Doha was also at the heart of another milestone achieved last week, hosting the first round of peace talks between the Colombian government and the powerful Clan de Golfo, also known as the Gaitanist Self-Defense Forces of Colombia, right-wing paramilitary group and drug cartel.
Such efforts are necessary, al-Ansari stated, at a time when peace agreements are exceedingly rare and “conflicts have been just piling on top of each other in a way that is dangerous for all of us.”
“So, Qatar has been trying to be the unique player when it comes to that point, and just talk to everybody about everything,” al-Ansari said, “the ability to talk to Russia and Ukraine, to the interim government in Afghanistan and the United States, to the Venezuelan government and the United States, to the Colombians and the Gaitanista Colombian Army, to the DRC and to Rwanda and the M-23 [rebel movement] over there.”
“In all of these contests,” he added, “we have shown that we are trustworthy player that can work with any party, that can sit at the table and be tactically neutral in not putting anything that has to do with our agenda on the table.”

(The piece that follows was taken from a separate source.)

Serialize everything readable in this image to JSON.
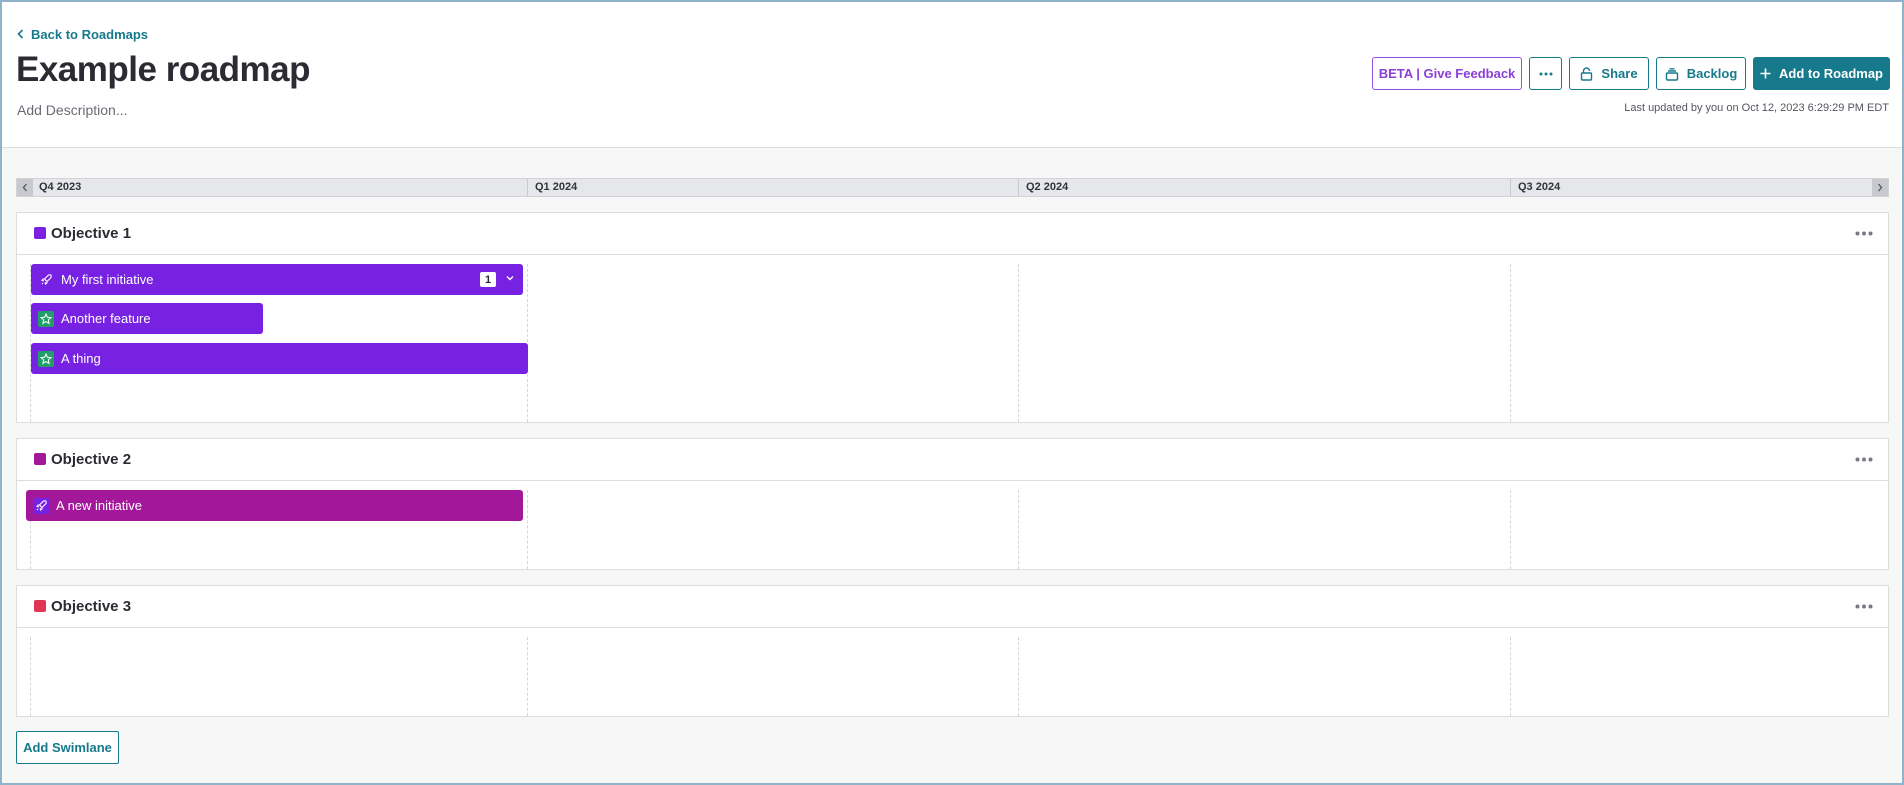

This extends, too, to the conflict in Gaza, where he said Qatar had been “able to represent Israel and Hamas in the talks in the same way,” and more broadly, “to talk on behalf of those affected by any conflict and not take into consideration our national interest, but take into consideration the possibility that peace can be the result of what we do.”
He fully expected these efforts to continue in the wake of the Israeli strike that has otherwise shaken Qatar and the region to its core.
“It will take much more than the bullying actions of Prime Minister Netanyahu to drive us away from peace,” al-Ansari said. “It will take more than the thuggish behavior of him and his goons to make Qatar passive in the international community.
“He can scapegoat his failure through Qatar as much as he likes, but we are committed to this,” al-Ansari added. “It’s part of our DNA; it’s part of our fabric.”